Mentor Building, Chicago
 by: chicago designslinger

 [Mentor Building, Chicago (1906) Howard Van Doren Shaw, architect /Image & Artwork: chicago designslinger]

This edition of the Mentor Building was not the first structure to be built on the corner of Monroe and State Street in Chicago's Loop. The first Mentor rose on the same site in 1873 two years after the Great Fire burned the area to a crisp. That building stood prominently on the corner at 7 stories high until 1906 when architect Howard Van Doren Shaw's design for owner Eugene S. Pike rose to 17 stories - with two basements to boot.

  [Mentor Building, Chicago, 39 S. State Street, Chicago /Images & Artwork: chicago designslinger]

Shaw was sometimes referred to as an aristocratic architect. He came from a wealthy, socially connected Chicago family, went to Yale and MIT, and returned to his Midwestern roots to practice architecture. Shaw was nothing if not an eclectic designer, his approach to each project suited the needs of the client, the site, and the whims of the designer. The Mentor was the tallest building the architect ever produced in his 34 year career, which ended with his death in 1926 at age 57.

  [Mentor Building, Chicago, Loop Retail National Historic District, Chicago /Images & Artwork: chicago designslinger]

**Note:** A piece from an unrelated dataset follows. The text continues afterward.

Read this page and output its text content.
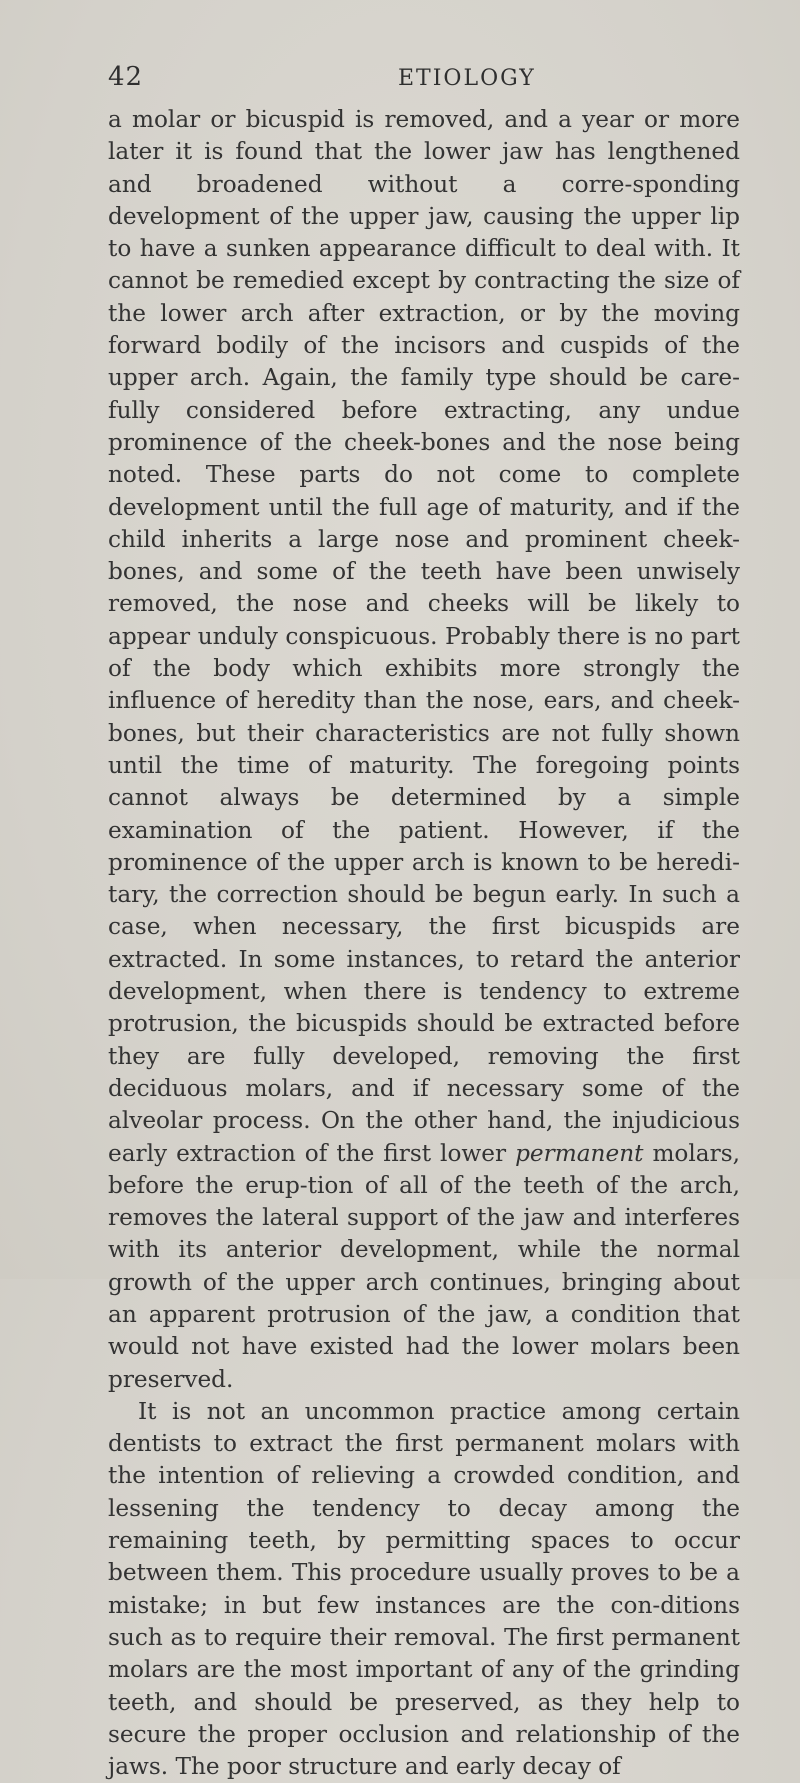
42	ETIOLOGY

a molar or bicuspid is removed, and a year or more later it is found that the lower jaw has lengthened and broadened without a corre-sponding development of the upper jaw, causing the upper lip to have a sunken appearance difficult to deal with. It cannot be remedied except by contracting the size of the lower arch after extraction, or by the moving forward bodily of the incisors and cuspids of the upper arch. Again, the family type should be care-fully considered before extracting, any undue prominence of the cheek-bones and the nose being noted. These parts do not come to complete development until the full age of maturity, and if the child inherits a large nose and prominent cheek-bones, and some of the teeth have been unwisely removed, the nose and cheeks will be likely to appear unduly conspicuous. Probably there is no part of the body which exhibits more strongly the influence of heredity than the nose, ears, and cheek-bones, but their characteristics are not fully shown until the time of maturity. The foregoing points cannot always be determined by a simple examination of the patient. However, if the prominence of the upper arch is known to be heredi-tary, the correction should be begun early. In such a case, when necessary, the first bicuspids are extracted. In some instances, to retard the anterior development, when there is tendency to extreme protrusion, the bicuspids should be extracted before they are fully developed, removing the first deciduous molars, and if necessary some of the alveolar process. On the other hand, the injudicious early extraction of the first lower permanent molars, before the erup-tion of all of the teeth of the arch, removes the lateral support of the jaw and interferes with its anterior development, while the normal growth of the upper arch continues, bringing about an apparent protrusion of the jaw, a condition that would not have existed had the lower molars been preserved.

It is not an uncommon practice among certain dentists to extract the first permanent molars with the intention of relieving a crowded condition, and lessening the tendency to decay among the remaining teeth, by permitting spaces to occur between them. This procedure usually proves to be a mistake; in but few instances are the con-ditions such as to require their removal. The first permanent molars are the most important of any of the grinding teeth, and should be preserved, as they help to secure the proper occlusion and relationship of the jaws. The poor structure and early decay of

The building sits at the south end of a block dominated by Louis Sullivan's design for the Schlesinger & Mayer Department Store on Chicago's famed State Street. By the time Shaw's building was constructed, Schlesinger & Mayer was gone and Carson, Pirie, Scott & Co. was in. Carson's slowly crept south along State Street as they acquired more and more property, continuing Sullivan's facade as the building grew and grew. Finally in 1928 the ever expanding department store secured a 10 year lease for the lower floors of the Mentor Building with thoughts of eventually taking over the property entirely and owning the entire block from Madison to Monroe. But things didn't work out as planned, and in 1947 Eugene Pike's heirs leased the entire structure to the Darling Stores of New York. Twenty years later Carson's finally made good on their plans for the Mentor and purchased the building from Pike's estate, expanding into the lower floors of the building.
By 1984 the rental income generated by the office floors above wasn't enough to cover the upkeep of the entire structure, so Carson's didn't renew any leases and the upper 14 floors remained vacant until developer Joseph Freed & Co. purchased the building in 1998. (They eventually acquired the entire block with their purchase of the CPS&Co. store in 2001) Instead of turning the Mentor back into an office property, the developer converted floors 6 thru 17 into residential condominiums, and floors 3-5 into office condos. The entire facade was refurbished and the lower levels were restored back to Shaw's design after some 1940'-60s updates that left the retail level a mess of disparate signage with 50 years of "modernizations."